2003 : DÉDICACE DU LIVRE LETTRE À UNE FEMME AFGHANE
   

À toi, Amir Abbas, être d'amour et de conscience,

qui refuses de négocier l'espoir et d'abdiquer le droit de penser et de dire devant la peur, qui défies la mort pour que chaque Iranien et chaque Iranienne se voit restituer son droit de vivre en être libre et responsable.

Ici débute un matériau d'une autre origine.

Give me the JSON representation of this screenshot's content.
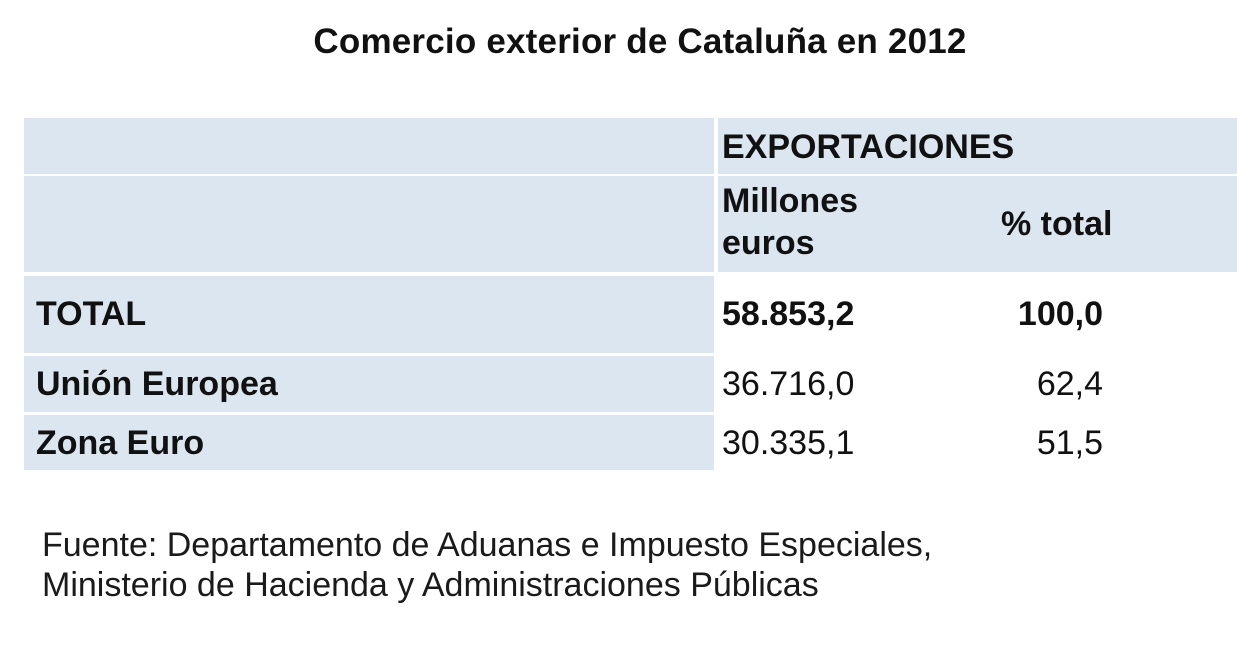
{
  "title": "Comercio exterior de Cataluña en 2012",
  "table": {
    "header_group": "EXPORTACIONES",
    "col_value_line1": "Millones",
    "col_value_line2": "euros",
    "col_pct": "% total",
    "rows": [
      {
        "label": "TOTAL",
        "value": "58.853,2",
        "pct": "100,0"
      },
      {
        "label": "Unión Europea",
        "value": "36.716,0",
        "pct": "62,4"
      },
      {
        "label": "Zona Euro",
        "value": "30.335,1",
        "pct": "51,5"
      }
    ]
  },
  "source": {
    "line1": "Fuente: Departamento de Aduanas e Impuesto Especiales,",
    "line2": "Ministerio de Hacienda y Administraciones Públicas"
  },
  "colors": {
    "cell_background": "#dce6f0",
    "text": "#111111"
  }
}
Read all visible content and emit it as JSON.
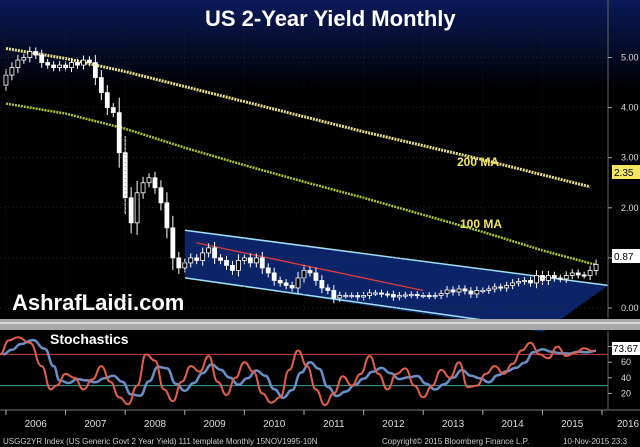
{
  "chart_data": {
    "type": "candlestick",
    "title": "US 2-Year Yield Monthly",
    "watermark": "AshrafLaidi.com",
    "footer": "USGG2YR Index (US Generic Govt 2 Year Yield) 111 template  Monthly 15NOV1995-10N",
    "copyright": "Copyright© 2015 Bloomberg Finance L.P.",
    "timestamp": "10-Nov-2015 23:3",
    "x_ticks": [
      "2006",
      "2007",
      "2008",
      "2009",
      "2010",
      "2011",
      "2012",
      "2013",
      "2014",
      "2015",
      "2016"
    ],
    "xlim": [
      2005.9,
      2016.1
    ],
    "price_panel": {
      "ylim": [
        -0.2,
        5.55
      ],
      "y_ticks": [
        "5.00",
        "4.00",
        "3.00",
        "2.00",
        "1.00",
        "0.00"
      ],
      "last_value_label": "0.87",
      "ma_labels": [
        {
          "text": "200 MA",
          "color": "#f2e65e"
        },
        {
          "text": "100 MA",
          "color": "#f2e65e"
        }
      ],
      "ma200": [
        [
          2006.0,
          5.18
        ],
        [
          2007.0,
          4.98
        ],
        [
          2008.0,
          4.72
        ],
        [
          2009.0,
          4.42
        ],
        [
          2010.0,
          4.12
        ],
        [
          2011.0,
          3.82
        ],
        [
          2012.0,
          3.52
        ],
        [
          2013.0,
          3.24
        ],
        [
          2014.0,
          2.96
        ],
        [
          2015.0,
          2.66
        ],
        [
          2015.8,
          2.42
        ]
      ],
      "ma100": [
        [
          2006.0,
          4.08
        ],
        [
          2007.0,
          3.88
        ],
        [
          2008.0,
          3.58
        ],
        [
          2009.0,
          3.2
        ],
        [
          2010.0,
          2.85
        ],
        [
          2011.0,
          2.52
        ],
        [
          2012.0,
          2.2
        ],
        [
          2013.0,
          1.86
        ],
        [
          2014.0,
          1.52
        ],
        [
          2015.0,
          1.15
        ],
        [
          2015.9,
          0.86
        ]
      ],
      "channel_upper": [
        [
          2009.0,
          1.55
        ],
        [
          2016.1,
          0.45
        ]
      ],
      "channel_lower": [
        [
          2009.0,
          0.6
        ],
        [
          2014.0,
          -0.24
        ]
      ],
      "trend_line": [
        [
          2009.2,
          1.3
        ],
        [
          2013.0,
          0.35
        ]
      ],
      "close_points": [
        [
          2005.9,
          4.45
        ],
        [
          2006.0,
          4.65
        ],
        [
          2006.1,
          4.8
        ],
        [
          2006.2,
          4.95
        ],
        [
          2006.3,
          5.0
        ],
        [
          2006.4,
          5.12
        ],
        [
          2006.5,
          5.05
        ],
        [
          2006.6,
          4.9
        ],
        [
          2006.7,
          4.85
        ],
        [
          2006.8,
          4.8
        ],
        [
          2006.9,
          4.85
        ],
        [
          2007.0,
          4.8
        ],
        [
          2007.1,
          4.9
        ],
        [
          2007.2,
          4.85
        ],
        [
          2007.3,
          4.95
        ],
        [
          2007.4,
          4.9
        ],
        [
          2007.5,
          4.6
        ],
        [
          2007.6,
          4.3
        ],
        [
          2007.7,
          4.0
        ],
        [
          2007.8,
          3.9
        ],
        [
          2007.9,
          3.1
        ],
        [
          2008.0,
          2.2
        ],
        [
          2008.1,
          1.7
        ],
        [
          2008.2,
          2.3
        ],
        [
          2008.3,
          2.5
        ],
        [
          2008.4,
          2.6
        ],
        [
          2008.5,
          2.4
        ],
        [
          2008.6,
          2.1
        ],
        [
          2008.7,
          1.6
        ],
        [
          2008.8,
          1.0
        ],
        [
          2008.9,
          0.8
        ],
        [
          2009.0,
          0.9
        ],
        [
          2009.1,
          1.0
        ],
        [
          2009.2,
          0.95
        ],
        [
          2009.3,
          1.1
        ],
        [
          2009.4,
          1.2
        ],
        [
          2009.5,
          1.0
        ],
        [
          2009.6,
          0.95
        ],
        [
          2009.7,
          0.85
        ],
        [
          2009.8,
          0.75
        ],
        [
          2009.9,
          0.95
        ],
        [
          2010.0,
          1.0
        ],
        [
          2010.1,
          0.9
        ],
        [
          2010.2,
          1.0
        ],
        [
          2010.3,
          0.8
        ],
        [
          2010.4,
          0.7
        ],
        [
          2010.5,
          0.55
        ],
        [
          2010.6,
          0.5
        ],
        [
          2010.7,
          0.45
        ],
        [
          2010.8,
          0.4
        ],
        [
          2010.9,
          0.6
        ],
        [
          2011.0,
          0.75
        ],
        [
          2011.1,
          0.7
        ],
        [
          2011.2,
          0.55
        ],
        [
          2011.3,
          0.4
        ],
        [
          2011.4,
          0.35
        ],
        [
          2011.5,
          0.2
        ],
        [
          2011.6,
          0.25
        ],
        [
          2011.7,
          0.25
        ],
        [
          2011.8,
          0.25
        ],
        [
          2011.9,
          0.22
        ],
        [
          2012.0,
          0.25
        ],
        [
          2012.1,
          0.3
        ],
        [
          2012.2,
          0.3
        ],
        [
          2012.3,
          0.28
        ],
        [
          2012.4,
          0.27
        ],
        [
          2012.5,
          0.22
        ],
        [
          2012.6,
          0.25
        ],
        [
          2012.7,
          0.26
        ],
        [
          2012.8,
          0.27
        ],
        [
          2012.9,
          0.25
        ],
        [
          2013.0,
          0.25
        ],
        [
          2013.1,
          0.24
        ],
        [
          2013.2,
          0.25
        ],
        [
          2013.3,
          0.29
        ],
        [
          2013.4,
          0.36
        ],
        [
          2013.5,
          0.32
        ],
        [
          2013.6,
          0.38
        ],
        [
          2013.7,
          0.34
        ],
        [
          2013.8,
          0.28
        ],
        [
          2013.9,
          0.35
        ],
        [
          2014.0,
          0.35
        ],
        [
          2014.1,
          0.38
        ],
        [
          2014.2,
          0.42
        ],
        [
          2014.3,
          0.4
        ],
        [
          2014.4,
          0.45
        ],
        [
          2014.5,
          0.5
        ],
        [
          2014.6,
          0.53
        ],
        [
          2014.7,
          0.55
        ],
        [
          2014.8,
          0.5
        ],
        [
          2014.9,
          0.65
        ],
        [
          2015.0,
          0.55
        ],
        [
          2015.1,
          0.65
        ],
        [
          2015.2,
          0.6
        ],
        [
          2015.3,
          0.58
        ],
        [
          2015.4,
          0.65
        ],
        [
          2015.5,
          0.7
        ],
        [
          2015.6,
          0.66
        ],
        [
          2015.7,
          0.65
        ],
        [
          2015.8,
          0.75
        ],
        [
          2015.9,
          0.87
        ]
      ]
    },
    "stochastics_panel": {
      "label": "Stochastics",
      "ylim": [
        0,
        100
      ],
      "y_ticks": [
        "80",
        "60",
        "40",
        "20"
      ],
      "last_value_label": "73.67",
      "overbought": 70,
      "oversold": 30,
      "k_line": [
        [
          2005.9,
          70
        ],
        [
          2006.05,
          88
        ],
        [
          2006.2,
          92
        ],
        [
          2006.4,
          85
        ],
        [
          2006.6,
          55
        ],
        [
          2006.75,
          25
        ],
        [
          2006.85,
          30
        ],
        [
          2007.0,
          45
        ],
        [
          2007.15,
          40
        ],
        [
          2007.3,
          25
        ],
        [
          2007.45,
          38
        ],
        [
          2007.6,
          55
        ],
        [
          2007.75,
          35
        ],
        [
          2007.9,
          15
        ],
        [
          2008.05,
          6
        ],
        [
          2008.2,
          30
        ],
        [
          2008.35,
          70
        ],
        [
          2008.5,
          62
        ],
        [
          2008.65,
          25
        ],
        [
          2008.8,
          10
        ],
        [
          2008.95,
          35
        ],
        [
          2009.1,
          55
        ],
        [
          2009.25,
          48
        ],
        [
          2009.4,
          68
        ],
        [
          2009.55,
          35
        ],
        [
          2009.7,
          18
        ],
        [
          2009.85,
          40
        ],
        [
          2010.0,
          60
        ],
        [
          2010.15,
          48
        ],
        [
          2010.3,
          20
        ],
        [
          2010.45,
          8
        ],
        [
          2010.6,
          15
        ],
        [
          2010.75,
          50
        ],
        [
          2010.9,
          75
        ],
        [
          2011.05,
          55
        ],
        [
          2011.2,
          25
        ],
        [
          2011.35,
          5
        ],
        [
          2011.5,
          20
        ],
        [
          2011.65,
          42
        ],
        [
          2011.8,
          30
        ],
        [
          2011.95,
          45
        ],
        [
          2012.1,
          68
        ],
        [
          2012.25,
          45
        ],
        [
          2012.4,
          25
        ],
        [
          2012.55,
          45
        ],
        [
          2012.7,
          52
        ],
        [
          2012.85,
          30
        ],
        [
          2013.0,
          15
        ],
        [
          2013.15,
          30
        ],
        [
          2013.3,
          50
        ],
        [
          2013.45,
          40
        ],
        [
          2013.6,
          60
        ],
        [
          2013.75,
          28
        ],
        [
          2013.9,
          30
        ],
        [
          2014.05,
          45
        ],
        [
          2014.2,
          55
        ],
        [
          2014.35,
          45
        ],
        [
          2014.5,
          58
        ],
        [
          2014.65,
          75
        ],
        [
          2014.8,
          85
        ],
        [
          2014.95,
          70
        ],
        [
          2015.1,
          65
        ],
        [
          2015.25,
          80
        ],
        [
          2015.4,
          68
        ],
        [
          2015.55,
          72
        ],
        [
          2015.7,
          78
        ],
        [
          2015.85,
          74
        ]
      ]
    }
  }
}
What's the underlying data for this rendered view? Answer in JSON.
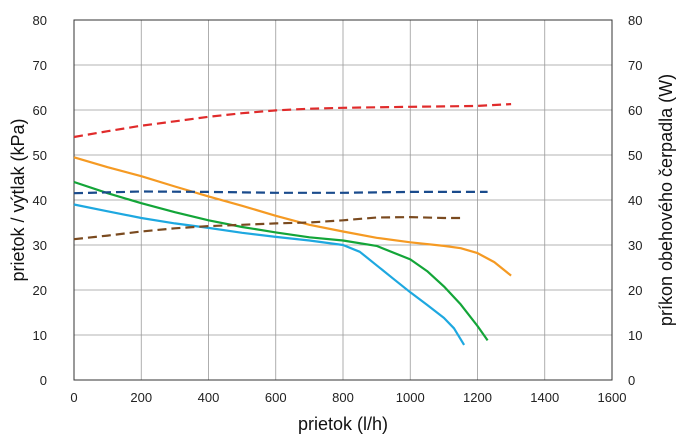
{
  "chart_data": {
    "type": "line",
    "xlabel": "prietok (l/h)",
    "ylabel": "prietok / výtlak (kPa)",
    "y2label": "príkon obehového čerpadla (W)",
    "xlim": [
      0,
      1600
    ],
    "ylim": [
      0,
      80
    ],
    "y2lim": [
      0,
      80
    ],
    "xticks": [
      0,
      200,
      400,
      600,
      800,
      1000,
      1200,
      1400,
      1600
    ],
    "yticks": [
      0,
      10,
      20,
      30,
      40,
      50,
      60,
      70,
      80
    ],
    "y2ticks": [
      0,
      10,
      20,
      30,
      40,
      50,
      60,
      70,
      80
    ],
    "grid": true,
    "series": [
      {
        "color": "#f59a23",
        "style": "solid",
        "axis": "left",
        "points": [
          [
            0,
            49.5
          ],
          [
            100,
            47.3
          ],
          [
            200,
            45.3
          ],
          [
            300,
            43.0
          ],
          [
            400,
            40.8
          ],
          [
            500,
            38.7
          ],
          [
            600,
            36.5
          ],
          [
            700,
            34.5
          ],
          [
            800,
            33.0
          ],
          [
            900,
            31.6
          ],
          [
            1000,
            30.6
          ],
          [
            1100,
            29.8
          ],
          [
            1150,
            29.3
          ],
          [
            1200,
            28.2
          ],
          [
            1250,
            26.2
          ],
          [
            1300,
            23.2
          ]
        ]
      },
      {
        "color": "#13a538",
        "style": "solid",
        "axis": "left",
        "points": [
          [
            0,
            44.0
          ],
          [
            100,
            41.5
          ],
          [
            200,
            39.3
          ],
          [
            300,
            37.3
          ],
          [
            400,
            35.5
          ],
          [
            500,
            34.0
          ],
          [
            600,
            32.8
          ],
          [
            700,
            31.7
          ],
          [
            800,
            31.0
          ],
          [
            900,
            29.8
          ],
          [
            1000,
            26.8
          ],
          [
            1050,
            24.2
          ],
          [
            1100,
            20.8
          ],
          [
            1150,
            16.8
          ],
          [
            1200,
            12.0
          ],
          [
            1230,
            8.8
          ]
        ]
      },
      {
        "color": "#1ea8e0",
        "style": "solid",
        "axis": "left",
        "points": [
          [
            0,
            39.0
          ],
          [
            100,
            37.5
          ],
          [
            200,
            36.0
          ],
          [
            300,
            34.8
          ],
          [
            400,
            33.8
          ],
          [
            500,
            32.7
          ],
          [
            600,
            31.8
          ],
          [
            700,
            31.0
          ],
          [
            800,
            30.0
          ],
          [
            850,
            28.5
          ],
          [
            900,
            25.5
          ],
          [
            950,
            22.5
          ],
          [
            1000,
            19.5
          ],
          [
            1050,
            16.7
          ],
          [
            1100,
            13.8
          ],
          [
            1130,
            11.5
          ],
          [
            1160,
            7.8
          ]
        ]
      },
      {
        "color": "#e02b2b",
        "style": "dashed",
        "axis": "right",
        "points": [
          [
            0,
            54.0
          ],
          [
            100,
            55.3
          ],
          [
            200,
            56.5
          ],
          [
            300,
            57.5
          ],
          [
            400,
            58.5
          ],
          [
            500,
            59.3
          ],
          [
            600,
            59.9
          ],
          [
            700,
            60.3
          ],
          [
            800,
            60.5
          ],
          [
            900,
            60.6
          ],
          [
            1000,
            60.7
          ],
          [
            1100,
            60.8
          ],
          [
            1200,
            60.9
          ],
          [
            1300,
            61.3
          ]
        ]
      },
      {
        "color": "#1a4b8c",
        "style": "dashed",
        "axis": "right",
        "points": [
          [
            0,
            41.5
          ],
          [
            200,
            41.9
          ],
          [
            400,
            41.8
          ],
          [
            600,
            41.6
          ],
          [
            800,
            41.6
          ],
          [
            1000,
            41.8
          ],
          [
            1230,
            41.8
          ]
        ]
      },
      {
        "color": "#7a4a1f",
        "style": "dashed",
        "axis": "right",
        "points": [
          [
            0,
            31.3
          ],
          [
            100,
            32.1
          ],
          [
            200,
            33.0
          ],
          [
            300,
            33.7
          ],
          [
            400,
            34.2
          ],
          [
            500,
            34.5
          ],
          [
            600,
            34.8
          ],
          [
            700,
            35.0
          ],
          [
            800,
            35.5
          ],
          [
            900,
            36.1
          ],
          [
            1000,
            36.2
          ],
          [
            1100,
            36.0
          ],
          [
            1150,
            36.0
          ]
        ]
      }
    ]
  }
}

Sans te connaître, je te reconnais et je t'aime,

Ta jumelle québécoise,

Colette Beauchamp Montréal, le 15 novembre 2003




    Colette Beauchamp     Abbas Fakhravar (Iran)
 
 


Journaliste et écrivaine, Colette Beauchamp a été membre-fondatrice et membre du conseil d'administration de la Fédération des femmes du Québec de 1964 à 1968 et du Regroupement des femmes québécoise de 1977 à 1980. Elle a été membre en 1981 du comité d'organisation du colloque Les femmes et l'information de la Fédération professionnelle des journalistes du Québec. Son second roman, Judith Jasmin. De feu et de flamme, lui vaut un titre de finaliste du Grand Prix du Livre de Montréal. Ce best-seller a remporté le Prix Victor-Barbeau 1993, le Prix de l'essai de l'Académie des lettres du Québec, et le prix Maxime-Raymond 1992 de l'Institut d'histoire de l'Amérique française pour la meilleure biographie historique parue au cours des trois années précédentes.

 

 


Ce journaliste et écrivain contribuant à deux quotidiens réformistes Mosharekat et Khordad, et de plus étudiant en médecine, a été arrêté le 10 novembre 2002 et condamné à huit années de prison pour sa critique de la haute direction du pays dans son livre Inja Chah Nist (Ce lieu n'est pas un fossé). Ce livre a été choisi parmi les concourants les plus méritoires du Prix littéraire Paulo Coelho. Au terme d'un congé de la prison Evin, il a été convoqué à la cour pour son appel devant être entendu le 18 mars 2003. On ne lui permit pas de se faire accompagner par les deux avocats qui l'avaient secondé précédemment. À la suite d'une incartade avec le juge, il a été battu sur le champ au tribunal avant de subir un transfert dans une autre prison. On croit que cette leçon était due à la lettre ouverte qu'il avait publiée le 4 février 2003, lettre dans laquelle il critiquait le gouvernement iranien et réclamait la tenue d'un référendum sur l'avenir du gouvernement. Détenu désormais à la prison de Qasr, il a été privé de soins médicaux en raison des mauvaises blessures subies au tribunal, dont vraisemblablement une fracture à une jambe et la persistance d'un problème à un pied. Fakhravar est de plus entouré de prisonniers de droit commun qui n'ont pas manqué de l'attaquer à plusieurs reprises. Sa soeur et son beau-frère ont été arrêtés le 17 juin 2003 pour avoir révélé à des journalistes les conditions de sa détention.